Biden campaign tries to flip North Carolina ahead of tight November contest

The Biden campaign is now pushing to win North Carolina, a state in which Republicans have won 10 of the last 11 presidential elections.

Then-senator Barack Obama won the state in 2008. Before that, the last Democratic presidential candidate to win the Tar Heel state was Jimmy Carter in 1976. But with less than five months to go, Biden is making a play for its 16 electoral votes, which could be decisive in what appears to be a tight 2024 contest.

As of June 18, former President Donald Trump, who won North Carolina twice, is 0.6 percentage points ahead of Biden in FiveThirtyEight’s average of national polls, with 40.8 percent to Biden’s 40.2 percent.

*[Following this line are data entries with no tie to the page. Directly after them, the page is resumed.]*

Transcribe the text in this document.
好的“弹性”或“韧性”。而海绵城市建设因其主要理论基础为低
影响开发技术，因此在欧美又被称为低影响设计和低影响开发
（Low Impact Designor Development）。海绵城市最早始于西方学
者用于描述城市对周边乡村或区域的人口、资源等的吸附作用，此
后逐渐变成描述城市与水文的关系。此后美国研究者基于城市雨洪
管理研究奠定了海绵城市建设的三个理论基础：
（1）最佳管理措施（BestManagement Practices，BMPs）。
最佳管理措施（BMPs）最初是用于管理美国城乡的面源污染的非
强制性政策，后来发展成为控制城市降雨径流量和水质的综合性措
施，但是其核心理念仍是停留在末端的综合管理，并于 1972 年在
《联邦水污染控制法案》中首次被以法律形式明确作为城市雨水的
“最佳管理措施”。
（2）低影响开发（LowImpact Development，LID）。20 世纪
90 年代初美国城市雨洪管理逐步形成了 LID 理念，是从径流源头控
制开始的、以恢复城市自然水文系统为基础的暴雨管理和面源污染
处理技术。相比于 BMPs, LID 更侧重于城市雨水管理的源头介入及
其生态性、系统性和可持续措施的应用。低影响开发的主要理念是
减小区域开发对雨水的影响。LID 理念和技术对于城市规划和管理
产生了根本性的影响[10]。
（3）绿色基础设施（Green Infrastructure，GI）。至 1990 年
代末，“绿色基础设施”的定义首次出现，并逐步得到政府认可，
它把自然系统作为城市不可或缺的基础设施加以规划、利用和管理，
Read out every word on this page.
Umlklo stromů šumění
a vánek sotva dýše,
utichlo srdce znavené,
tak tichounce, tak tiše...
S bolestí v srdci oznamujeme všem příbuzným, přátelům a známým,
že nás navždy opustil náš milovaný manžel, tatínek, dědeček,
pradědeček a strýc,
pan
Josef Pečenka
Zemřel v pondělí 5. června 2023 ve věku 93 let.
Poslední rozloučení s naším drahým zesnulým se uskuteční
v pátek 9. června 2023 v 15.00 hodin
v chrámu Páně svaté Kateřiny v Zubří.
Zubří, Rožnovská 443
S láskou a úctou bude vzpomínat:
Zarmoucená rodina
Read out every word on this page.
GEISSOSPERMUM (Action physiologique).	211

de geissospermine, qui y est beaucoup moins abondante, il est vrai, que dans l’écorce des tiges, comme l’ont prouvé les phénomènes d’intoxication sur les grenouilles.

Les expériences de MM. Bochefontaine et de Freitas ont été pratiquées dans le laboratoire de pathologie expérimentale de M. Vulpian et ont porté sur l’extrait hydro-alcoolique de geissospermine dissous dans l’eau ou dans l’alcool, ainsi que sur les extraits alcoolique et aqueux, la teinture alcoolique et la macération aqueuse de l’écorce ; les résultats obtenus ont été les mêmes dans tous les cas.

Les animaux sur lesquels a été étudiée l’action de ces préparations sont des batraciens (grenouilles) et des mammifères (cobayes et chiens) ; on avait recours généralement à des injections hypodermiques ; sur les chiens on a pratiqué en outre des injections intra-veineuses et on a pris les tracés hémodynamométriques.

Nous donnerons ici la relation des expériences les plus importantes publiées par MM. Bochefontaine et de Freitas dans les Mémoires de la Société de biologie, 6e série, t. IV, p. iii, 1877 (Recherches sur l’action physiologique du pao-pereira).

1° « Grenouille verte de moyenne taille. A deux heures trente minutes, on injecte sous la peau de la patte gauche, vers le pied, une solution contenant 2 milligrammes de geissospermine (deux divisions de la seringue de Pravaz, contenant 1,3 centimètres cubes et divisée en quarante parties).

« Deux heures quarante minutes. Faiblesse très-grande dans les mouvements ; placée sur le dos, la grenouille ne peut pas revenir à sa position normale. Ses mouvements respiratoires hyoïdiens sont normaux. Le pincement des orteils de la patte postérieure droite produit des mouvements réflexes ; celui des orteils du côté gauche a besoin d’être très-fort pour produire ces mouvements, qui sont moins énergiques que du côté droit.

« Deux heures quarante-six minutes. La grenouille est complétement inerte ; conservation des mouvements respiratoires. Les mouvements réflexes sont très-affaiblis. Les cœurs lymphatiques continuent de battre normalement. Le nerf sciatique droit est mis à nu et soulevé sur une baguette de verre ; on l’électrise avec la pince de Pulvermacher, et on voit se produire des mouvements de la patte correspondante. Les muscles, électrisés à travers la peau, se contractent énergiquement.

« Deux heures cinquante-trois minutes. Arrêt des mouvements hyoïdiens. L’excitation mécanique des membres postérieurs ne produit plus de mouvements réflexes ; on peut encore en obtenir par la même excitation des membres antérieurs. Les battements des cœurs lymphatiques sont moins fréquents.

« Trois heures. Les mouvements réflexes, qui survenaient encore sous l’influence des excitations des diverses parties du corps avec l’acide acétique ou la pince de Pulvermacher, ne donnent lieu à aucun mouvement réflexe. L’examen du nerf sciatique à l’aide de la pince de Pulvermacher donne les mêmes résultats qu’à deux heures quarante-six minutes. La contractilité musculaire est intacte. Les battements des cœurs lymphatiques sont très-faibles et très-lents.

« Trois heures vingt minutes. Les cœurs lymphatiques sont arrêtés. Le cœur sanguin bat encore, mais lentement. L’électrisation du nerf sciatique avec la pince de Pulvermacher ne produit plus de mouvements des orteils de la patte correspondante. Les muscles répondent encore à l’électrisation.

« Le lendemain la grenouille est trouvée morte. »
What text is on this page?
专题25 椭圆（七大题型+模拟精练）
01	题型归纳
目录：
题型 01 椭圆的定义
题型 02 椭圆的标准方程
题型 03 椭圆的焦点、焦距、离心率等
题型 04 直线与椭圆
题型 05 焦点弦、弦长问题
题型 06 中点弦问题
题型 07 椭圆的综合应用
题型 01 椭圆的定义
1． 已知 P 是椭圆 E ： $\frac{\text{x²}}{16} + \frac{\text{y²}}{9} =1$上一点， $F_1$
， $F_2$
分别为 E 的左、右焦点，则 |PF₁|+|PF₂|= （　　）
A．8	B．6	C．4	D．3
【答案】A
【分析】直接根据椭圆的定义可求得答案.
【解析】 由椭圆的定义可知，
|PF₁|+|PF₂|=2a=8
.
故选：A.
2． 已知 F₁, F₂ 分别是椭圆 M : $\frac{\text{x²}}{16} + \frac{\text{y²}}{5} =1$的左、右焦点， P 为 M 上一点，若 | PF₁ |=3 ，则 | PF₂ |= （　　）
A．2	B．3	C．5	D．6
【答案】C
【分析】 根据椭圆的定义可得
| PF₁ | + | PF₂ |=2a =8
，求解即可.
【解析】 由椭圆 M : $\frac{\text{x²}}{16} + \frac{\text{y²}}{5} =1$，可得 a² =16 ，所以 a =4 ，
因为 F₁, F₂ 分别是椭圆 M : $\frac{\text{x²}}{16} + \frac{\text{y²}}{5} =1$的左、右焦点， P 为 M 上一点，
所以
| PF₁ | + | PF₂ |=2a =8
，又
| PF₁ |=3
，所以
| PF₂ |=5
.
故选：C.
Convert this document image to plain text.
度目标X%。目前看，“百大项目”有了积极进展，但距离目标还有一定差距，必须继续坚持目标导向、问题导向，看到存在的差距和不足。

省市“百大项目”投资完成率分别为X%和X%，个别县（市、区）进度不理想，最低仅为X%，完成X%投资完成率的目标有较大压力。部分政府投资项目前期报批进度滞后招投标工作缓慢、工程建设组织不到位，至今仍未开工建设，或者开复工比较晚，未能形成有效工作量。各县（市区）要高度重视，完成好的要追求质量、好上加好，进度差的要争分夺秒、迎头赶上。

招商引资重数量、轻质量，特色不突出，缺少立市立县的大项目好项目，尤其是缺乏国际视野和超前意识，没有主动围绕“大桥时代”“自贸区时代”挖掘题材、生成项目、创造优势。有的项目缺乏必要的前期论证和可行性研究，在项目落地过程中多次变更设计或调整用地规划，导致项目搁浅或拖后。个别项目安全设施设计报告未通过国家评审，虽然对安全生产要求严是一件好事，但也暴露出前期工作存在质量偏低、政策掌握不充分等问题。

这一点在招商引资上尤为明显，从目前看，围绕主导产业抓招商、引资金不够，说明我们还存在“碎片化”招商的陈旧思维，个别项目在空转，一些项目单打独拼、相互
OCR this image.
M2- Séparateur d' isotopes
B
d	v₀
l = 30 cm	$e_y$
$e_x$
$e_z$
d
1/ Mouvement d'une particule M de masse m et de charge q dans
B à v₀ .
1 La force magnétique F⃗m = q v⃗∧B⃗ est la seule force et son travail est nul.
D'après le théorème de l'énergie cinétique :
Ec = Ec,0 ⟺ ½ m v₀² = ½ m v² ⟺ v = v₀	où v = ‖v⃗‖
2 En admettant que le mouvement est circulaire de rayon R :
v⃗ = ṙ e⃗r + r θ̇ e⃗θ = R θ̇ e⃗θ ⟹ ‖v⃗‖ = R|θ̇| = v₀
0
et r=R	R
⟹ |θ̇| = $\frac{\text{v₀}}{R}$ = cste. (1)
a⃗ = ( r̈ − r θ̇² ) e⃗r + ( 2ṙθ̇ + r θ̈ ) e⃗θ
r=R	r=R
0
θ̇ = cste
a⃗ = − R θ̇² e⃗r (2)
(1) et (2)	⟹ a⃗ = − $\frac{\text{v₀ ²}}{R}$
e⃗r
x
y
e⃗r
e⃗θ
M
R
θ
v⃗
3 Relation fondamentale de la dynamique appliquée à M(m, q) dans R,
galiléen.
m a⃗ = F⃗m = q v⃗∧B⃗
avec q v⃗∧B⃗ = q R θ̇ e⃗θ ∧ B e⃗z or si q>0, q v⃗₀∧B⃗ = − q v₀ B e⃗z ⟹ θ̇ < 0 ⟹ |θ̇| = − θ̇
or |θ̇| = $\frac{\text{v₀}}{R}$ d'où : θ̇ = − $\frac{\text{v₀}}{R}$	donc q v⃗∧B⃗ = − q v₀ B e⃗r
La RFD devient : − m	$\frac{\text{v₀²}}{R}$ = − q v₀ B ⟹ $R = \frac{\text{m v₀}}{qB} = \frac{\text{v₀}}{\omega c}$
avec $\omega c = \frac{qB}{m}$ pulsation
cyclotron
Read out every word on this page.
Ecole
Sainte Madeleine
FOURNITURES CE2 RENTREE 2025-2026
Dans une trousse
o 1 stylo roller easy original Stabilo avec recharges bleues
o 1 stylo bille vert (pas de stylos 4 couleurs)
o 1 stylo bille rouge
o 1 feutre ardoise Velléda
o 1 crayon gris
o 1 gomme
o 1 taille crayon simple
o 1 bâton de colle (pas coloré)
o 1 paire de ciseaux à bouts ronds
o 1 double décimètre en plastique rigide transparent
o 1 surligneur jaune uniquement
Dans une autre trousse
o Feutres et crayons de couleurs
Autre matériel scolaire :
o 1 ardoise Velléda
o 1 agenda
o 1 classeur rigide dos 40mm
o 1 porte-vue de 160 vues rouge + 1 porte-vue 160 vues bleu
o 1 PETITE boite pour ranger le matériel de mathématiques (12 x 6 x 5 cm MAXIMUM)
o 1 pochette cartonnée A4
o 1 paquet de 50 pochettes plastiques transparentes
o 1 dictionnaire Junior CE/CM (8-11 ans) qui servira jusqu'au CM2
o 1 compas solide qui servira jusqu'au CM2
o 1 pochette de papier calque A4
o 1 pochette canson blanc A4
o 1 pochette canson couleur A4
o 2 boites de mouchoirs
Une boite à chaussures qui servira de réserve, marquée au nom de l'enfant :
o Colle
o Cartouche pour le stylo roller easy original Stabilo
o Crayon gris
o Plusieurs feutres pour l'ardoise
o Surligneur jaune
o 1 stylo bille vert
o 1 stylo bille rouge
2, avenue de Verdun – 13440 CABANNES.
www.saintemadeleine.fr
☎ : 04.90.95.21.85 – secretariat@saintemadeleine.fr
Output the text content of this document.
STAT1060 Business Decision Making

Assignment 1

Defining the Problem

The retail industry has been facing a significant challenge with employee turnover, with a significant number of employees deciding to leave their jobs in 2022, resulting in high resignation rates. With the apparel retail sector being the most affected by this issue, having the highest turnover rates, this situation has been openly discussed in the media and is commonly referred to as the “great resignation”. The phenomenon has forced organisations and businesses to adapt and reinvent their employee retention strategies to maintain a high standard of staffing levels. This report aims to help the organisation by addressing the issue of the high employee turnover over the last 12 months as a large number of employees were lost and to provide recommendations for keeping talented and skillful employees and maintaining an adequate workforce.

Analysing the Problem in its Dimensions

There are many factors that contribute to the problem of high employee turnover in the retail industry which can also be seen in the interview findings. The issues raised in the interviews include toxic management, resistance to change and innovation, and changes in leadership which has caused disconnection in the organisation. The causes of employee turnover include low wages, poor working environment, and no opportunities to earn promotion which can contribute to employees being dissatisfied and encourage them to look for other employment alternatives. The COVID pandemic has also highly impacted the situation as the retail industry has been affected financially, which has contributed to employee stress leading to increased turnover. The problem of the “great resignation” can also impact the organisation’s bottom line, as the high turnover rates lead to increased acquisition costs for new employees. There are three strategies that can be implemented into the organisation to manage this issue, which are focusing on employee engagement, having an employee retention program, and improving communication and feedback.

Trump won North Carolina by 1.34 percent – fewer than 75,000 votes – in 2020. While the state has mostly voted for Republicans on the presidential level, the party has only managed to win one gubernatorial election since 1988.

The Biden campaign now appears to believe the state is winnable for Democrats, including for Biden atop the ticket.

President Joe Biden speaks at the Chavis community center with Vice President Kamala Harris and North Carolina Governor Roy Cooper on March 26, 2024 in Raleigh. The Biden campaign is now making a push to try and flip the state. (Getty Images)
President Joe Biden speaks at the Chavis community center with Vice President Kamala Harris and North Carolina Governor Roy Cooper on March 26, 2024 in Raleigh. The Biden campaign is now making a push to try and flip the state. (Getty Images)

The campaign is working to put together a rally in the capital of Raleigh following the first presidential debate on June 27, according to McClatchy News.

A Brookings Institution analysis found in May those who have recently moved to North Carolina have come mostly from Democratic states and that the number of residents in the state who have at least a bachelor’s degree is on the rise. The college-educated demographic has grown increasingly Democratic following Trump’s entrance on the national political stage.

According to research from the University of Pennsylvania, the Biden campaign has launched micro-targeted ads in North Carolina, focusing on the economy, abortion rights and Trump’s threat to democracy.

North Carolina is the sixth most targeted state, researcher Andrew Arenge found. Ahead are other swing states Biden needs to win in November – Pennsylvania, Michigan, Wisconsin, Arizona and Georgia.

Biden visited North Carolina in May to boast of his bipartisan infrastructure package, which he argued majorly benefited the state, adding that unemployment has taken a dive during his presidency.

“My predecessor promised infrastructure week every week for four years. He didn’t build a damn thing,” Biden said, bashing Trump.

Republican presidential candidate Donald Trump attends the NASCAR Cup Series Coca-Cola 600 at Charlotte Motor Speedway in May (Getty Images)
Republican presidential candidate Donald Trump attends the NASCAR Cup Series Coca-Cola 600 at Charlotte Motor Speedway in May (Getty Images)

The Biden campaign was set to have about 40 members of staff in the state across 11 county offices by the end of last month, according to The Washington Post. During the 2020 campaign, senior members of staff started being hired in June.

Biden is facing an uphill climb in the state, with Trump leading in the polls. However, there’s no smooth sailing for Trump, who was convicted late last month of 34 felony counts for falsifying business records in an attempt to corruptly influence an election by hiding a hush money payment to adult actor Stormy Daniels from the electorate. The conviction has made independents less likely to back Trump, polling has shown.

A Quinnipiac poll found in April that half of those who voted for former UN Ambassador Nikki Haley in the Republican primary in North Carolina could back Biden over Trump in November. Haley got almost 260,000 votes, even of small part of which could swing the state.

The Republican gubernatorial candidate in North Carolina, Lieutenant Governor Mark Robinson, may also drag Trump down. He has backed a ban on abortion and made derogatory statements about gay people.

Boston University politics professor Thomas Whalen told Newsweek, “Looks like the Biden camp’s internal polling is saying the Tar Heel State is in play which makes sense given its growing Democrat-friendly tech sector and large minority population.”

He added: “Even if he doesn’t win the state, it makes Trump commit limited financial resources he might otherwise use in close battleground states like Michigan and Pennsylvania, which Biden must absolutely run. Think of it as a strategy of political attrition.”